• NFL Joint Licensing Is Subject to Antitrust Scrutiny
  • June 1, 2010 | Authors: Daniel N. Anziska; Barry J. Brett; Bob Edwards; Merril Hirsh; James A. Lamberth
  • Law Firms: Troutman Sanders LLP - New York Office ; Troutman Sanders LLP - Atlanta Office ; Troutman Sanders LLP - Washington Office ; Troutman Sanders LLP - Atlanta Office ; Troutman Sanders LLP - Washington Office
  • For the first time in 18 years, the Supreme Court has ruled for the plaintiffs in an antitrust case.  In American Needle, Inc. v. National Football League, No. 08-661 (May 24, 2010), the Supreme Court unanimously reversed a decision by the United States Court of Appeals for the Seventh Circuit. The Supreme Court ruled that National Football League (NFL) teams are not a single enterprise for all purposes and are capable of engaging in a “contract, combination 111, or conspiracy” that violates Section 1 of the Sherman Act, 15 U.S.C. §1. The Court directed that the NFL teams’ joint licensing of their intellectual property rights through a company formed for that purpose be subject to the Rule of Reason, the test typically applied to joint venture arrangements that involve a genuine sharing of risk.

    In 1963, all of the NFL teams formed National Football League Properties (NFLP) to develop, license and market their intellectual property. In 2000, the teams voted to authorize NFLP to grant exclusive licenses. NFLP granted an exclusive headware license to Reebok, and declined to renew American Needle’s nonexclusive license to make hats with team logos. American Needle then sued, claiming that the agreements among the NFL, its teams, NFLP and Reebok violated §§ 1 and 2 of the Sherman Act.

    The trial court found that, in exploiting intellectual property rights, the NFL teams “have so integrated their operations that they should be deemed a single entity rather than joint ventures cooperating for a common purpose.” The Seventh Circuit affirmed on the grounds that football can be carried out only jointly, and that “only one source of economic power controls the promotion of NFL football.” The Supreme Court, reversed, finding that neither of these observations exempted the arrangement from scrutiny as a “contract, combination or conspiracy” under §1 of the Sherman Act.

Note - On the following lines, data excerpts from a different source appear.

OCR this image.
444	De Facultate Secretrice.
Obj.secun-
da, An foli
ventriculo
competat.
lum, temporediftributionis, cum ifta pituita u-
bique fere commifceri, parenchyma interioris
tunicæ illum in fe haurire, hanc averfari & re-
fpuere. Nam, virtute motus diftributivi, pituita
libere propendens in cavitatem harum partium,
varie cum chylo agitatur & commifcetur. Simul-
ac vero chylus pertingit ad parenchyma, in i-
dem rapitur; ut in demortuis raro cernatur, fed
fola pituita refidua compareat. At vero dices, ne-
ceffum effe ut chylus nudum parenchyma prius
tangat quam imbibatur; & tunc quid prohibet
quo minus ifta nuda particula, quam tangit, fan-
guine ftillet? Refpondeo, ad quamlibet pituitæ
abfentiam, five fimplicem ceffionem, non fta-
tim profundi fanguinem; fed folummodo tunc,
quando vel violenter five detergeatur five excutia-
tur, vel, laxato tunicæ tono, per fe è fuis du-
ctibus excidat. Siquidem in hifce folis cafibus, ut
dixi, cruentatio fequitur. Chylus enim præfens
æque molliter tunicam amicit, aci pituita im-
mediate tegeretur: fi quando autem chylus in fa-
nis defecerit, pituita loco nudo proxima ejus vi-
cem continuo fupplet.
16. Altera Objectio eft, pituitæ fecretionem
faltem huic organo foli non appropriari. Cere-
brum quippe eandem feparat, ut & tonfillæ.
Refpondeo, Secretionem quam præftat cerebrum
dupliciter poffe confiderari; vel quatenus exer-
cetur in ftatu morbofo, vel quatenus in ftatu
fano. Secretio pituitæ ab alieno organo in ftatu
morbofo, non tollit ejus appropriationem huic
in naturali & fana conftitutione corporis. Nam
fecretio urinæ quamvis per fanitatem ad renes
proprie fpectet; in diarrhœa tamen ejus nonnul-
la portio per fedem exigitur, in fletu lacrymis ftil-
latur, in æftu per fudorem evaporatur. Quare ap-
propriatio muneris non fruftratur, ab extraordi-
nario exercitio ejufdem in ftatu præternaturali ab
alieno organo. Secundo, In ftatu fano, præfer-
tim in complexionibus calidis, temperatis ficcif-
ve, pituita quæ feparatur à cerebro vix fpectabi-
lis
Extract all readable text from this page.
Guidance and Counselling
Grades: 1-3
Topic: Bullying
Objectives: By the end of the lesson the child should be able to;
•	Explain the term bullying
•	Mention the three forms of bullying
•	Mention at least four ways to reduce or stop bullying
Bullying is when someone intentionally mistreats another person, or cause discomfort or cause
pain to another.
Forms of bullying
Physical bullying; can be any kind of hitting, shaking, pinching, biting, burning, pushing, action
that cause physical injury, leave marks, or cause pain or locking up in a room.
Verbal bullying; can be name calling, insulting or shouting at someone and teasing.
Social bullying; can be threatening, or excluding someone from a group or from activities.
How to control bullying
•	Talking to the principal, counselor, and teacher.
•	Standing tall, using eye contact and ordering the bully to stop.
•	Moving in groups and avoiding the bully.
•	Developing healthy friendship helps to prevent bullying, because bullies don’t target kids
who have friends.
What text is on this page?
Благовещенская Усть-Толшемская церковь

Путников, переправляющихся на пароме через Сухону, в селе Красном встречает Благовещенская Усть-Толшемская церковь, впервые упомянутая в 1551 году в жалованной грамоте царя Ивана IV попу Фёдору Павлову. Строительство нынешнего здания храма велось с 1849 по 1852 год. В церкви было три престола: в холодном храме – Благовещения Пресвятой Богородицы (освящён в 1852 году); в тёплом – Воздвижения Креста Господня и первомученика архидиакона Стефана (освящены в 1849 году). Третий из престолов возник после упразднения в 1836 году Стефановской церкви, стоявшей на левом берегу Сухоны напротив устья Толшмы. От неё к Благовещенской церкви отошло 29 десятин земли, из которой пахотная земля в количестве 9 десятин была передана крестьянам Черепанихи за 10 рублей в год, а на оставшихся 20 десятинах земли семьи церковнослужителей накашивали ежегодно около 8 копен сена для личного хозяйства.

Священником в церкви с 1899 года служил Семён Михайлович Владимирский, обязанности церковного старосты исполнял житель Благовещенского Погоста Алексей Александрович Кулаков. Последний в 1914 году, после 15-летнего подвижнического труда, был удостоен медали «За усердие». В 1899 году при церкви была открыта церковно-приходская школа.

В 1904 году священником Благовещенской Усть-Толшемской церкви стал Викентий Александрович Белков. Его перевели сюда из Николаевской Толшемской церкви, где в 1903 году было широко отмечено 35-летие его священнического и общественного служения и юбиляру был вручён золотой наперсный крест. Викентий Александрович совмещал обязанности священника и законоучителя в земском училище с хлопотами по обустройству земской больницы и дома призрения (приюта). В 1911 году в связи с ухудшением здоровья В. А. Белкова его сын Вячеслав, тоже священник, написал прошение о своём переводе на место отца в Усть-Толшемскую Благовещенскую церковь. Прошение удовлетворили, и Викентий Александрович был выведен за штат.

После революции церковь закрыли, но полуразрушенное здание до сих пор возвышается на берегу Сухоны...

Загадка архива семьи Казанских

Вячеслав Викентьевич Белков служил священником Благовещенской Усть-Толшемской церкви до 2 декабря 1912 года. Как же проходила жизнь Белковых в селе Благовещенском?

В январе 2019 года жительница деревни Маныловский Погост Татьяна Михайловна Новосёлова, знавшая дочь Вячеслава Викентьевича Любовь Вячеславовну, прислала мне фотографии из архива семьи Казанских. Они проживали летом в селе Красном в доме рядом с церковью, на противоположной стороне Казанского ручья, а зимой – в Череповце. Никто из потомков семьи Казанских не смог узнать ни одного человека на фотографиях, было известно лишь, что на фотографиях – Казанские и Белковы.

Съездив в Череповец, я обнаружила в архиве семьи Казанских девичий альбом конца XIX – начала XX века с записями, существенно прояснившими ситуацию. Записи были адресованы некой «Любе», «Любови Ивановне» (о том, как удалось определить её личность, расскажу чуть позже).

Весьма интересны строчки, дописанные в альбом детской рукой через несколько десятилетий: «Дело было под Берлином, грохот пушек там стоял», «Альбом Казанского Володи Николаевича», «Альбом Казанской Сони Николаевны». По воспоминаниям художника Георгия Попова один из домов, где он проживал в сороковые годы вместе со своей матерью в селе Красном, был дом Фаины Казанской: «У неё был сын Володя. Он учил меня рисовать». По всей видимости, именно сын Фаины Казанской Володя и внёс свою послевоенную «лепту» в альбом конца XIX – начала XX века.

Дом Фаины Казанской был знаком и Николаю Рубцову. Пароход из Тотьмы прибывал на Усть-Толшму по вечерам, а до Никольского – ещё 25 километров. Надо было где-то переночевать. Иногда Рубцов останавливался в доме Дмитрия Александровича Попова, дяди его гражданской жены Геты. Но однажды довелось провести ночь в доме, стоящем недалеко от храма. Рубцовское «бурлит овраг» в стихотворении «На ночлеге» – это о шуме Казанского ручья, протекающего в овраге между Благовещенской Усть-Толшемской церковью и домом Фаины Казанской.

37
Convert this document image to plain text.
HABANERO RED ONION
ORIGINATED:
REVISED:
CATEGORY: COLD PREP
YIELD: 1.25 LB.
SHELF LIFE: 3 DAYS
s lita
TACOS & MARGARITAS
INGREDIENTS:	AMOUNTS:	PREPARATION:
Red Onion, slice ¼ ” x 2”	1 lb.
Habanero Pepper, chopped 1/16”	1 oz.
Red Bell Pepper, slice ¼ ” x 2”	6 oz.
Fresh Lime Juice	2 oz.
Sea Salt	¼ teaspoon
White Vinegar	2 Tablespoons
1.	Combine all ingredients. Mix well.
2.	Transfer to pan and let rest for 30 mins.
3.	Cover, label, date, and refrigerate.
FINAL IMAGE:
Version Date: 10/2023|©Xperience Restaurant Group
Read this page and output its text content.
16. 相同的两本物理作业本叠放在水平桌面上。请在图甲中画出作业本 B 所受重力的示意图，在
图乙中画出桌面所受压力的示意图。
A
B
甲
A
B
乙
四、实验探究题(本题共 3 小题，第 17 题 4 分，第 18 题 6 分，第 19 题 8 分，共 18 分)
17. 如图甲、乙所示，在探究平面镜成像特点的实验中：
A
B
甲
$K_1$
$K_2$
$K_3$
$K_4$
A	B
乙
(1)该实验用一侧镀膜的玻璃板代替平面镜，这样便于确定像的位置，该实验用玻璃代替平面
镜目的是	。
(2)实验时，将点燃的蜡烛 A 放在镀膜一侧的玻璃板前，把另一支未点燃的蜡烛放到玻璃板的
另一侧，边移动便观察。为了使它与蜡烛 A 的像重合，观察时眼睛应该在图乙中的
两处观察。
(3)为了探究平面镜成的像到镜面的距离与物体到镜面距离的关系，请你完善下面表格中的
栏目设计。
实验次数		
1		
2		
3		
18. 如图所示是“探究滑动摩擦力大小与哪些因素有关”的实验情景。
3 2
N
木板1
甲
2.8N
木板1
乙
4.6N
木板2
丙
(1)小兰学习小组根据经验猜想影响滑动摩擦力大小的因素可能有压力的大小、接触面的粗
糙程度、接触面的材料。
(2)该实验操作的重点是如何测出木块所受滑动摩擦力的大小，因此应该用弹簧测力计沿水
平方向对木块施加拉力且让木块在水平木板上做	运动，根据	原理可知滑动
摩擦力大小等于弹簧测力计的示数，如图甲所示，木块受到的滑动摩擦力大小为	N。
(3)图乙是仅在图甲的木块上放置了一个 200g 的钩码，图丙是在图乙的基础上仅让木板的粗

    On behalf of a unanimous court, Justice Stevens wrote that the NFL teams “do not possess either the unitary decisionmaking quality or the single aggregation of economic power characteristic of independent action. Each of the teams is a substantial, independently owned, and independently managed business,” that “compete[s] in the market for intellectual property.” Cooperation may be necessary in order to have NFL football, the Court noted. But cooperation is still concerted activity and football teams are not “immune” from potential antitrust liability. Moreover, “[a]greements made within a firm can constitute concerted action covered by §1 when the parties to the agreement act on interests separate from those of the firm itself, and the intrafirm agreements may simply be a formalistic shell for ongoing concerted action.”

    The fact that American Needle obtained a reversal does not mean that it will win its lawsuit. The NFL teams’ conduct and that of the NFLP will be assessed under the Rule of Reason to determine whether any potential anticompetitive effects in the exclusive license agreement outweigh any efficiencies that result from the arrangement. In fact, the Court suggested that, where agreement is necessary to market a product at all, the “Rule of Reason may not require a detailed analysis” and “can sometimes be applied in the twinkling of an eye.” The Court left undisturbed its prior holding in Copperweld Corp. v. Independence Tube Corp., 467 U.S. 762 (1984), that a parent corporation is legally incapable of conspiracy with its wholly-owned subsidiary. The Court did not use this decision as an occasion dramatically to revise or to clarify joint venture law. 

    Nevertheless, much of what the Court did say may leave openings for future litigation. In Texaco, Inc. v. Dagher, 547 U.S. 1 (2006), the Court ruled that a joint venture between competitors could not be found liable for setting prices as part of the joint venture. In American Needle, the Court only briefly mentions Dagher and holds that a joint venture and those who form it may face liability when those who form the joint venture continue to operate as independent actors and take action that limits what would otherwise be competition among them.

    It may take some time for lower courts to draw the line between permissible conduct by a joint venture and action on “interests separate from the firm itself.”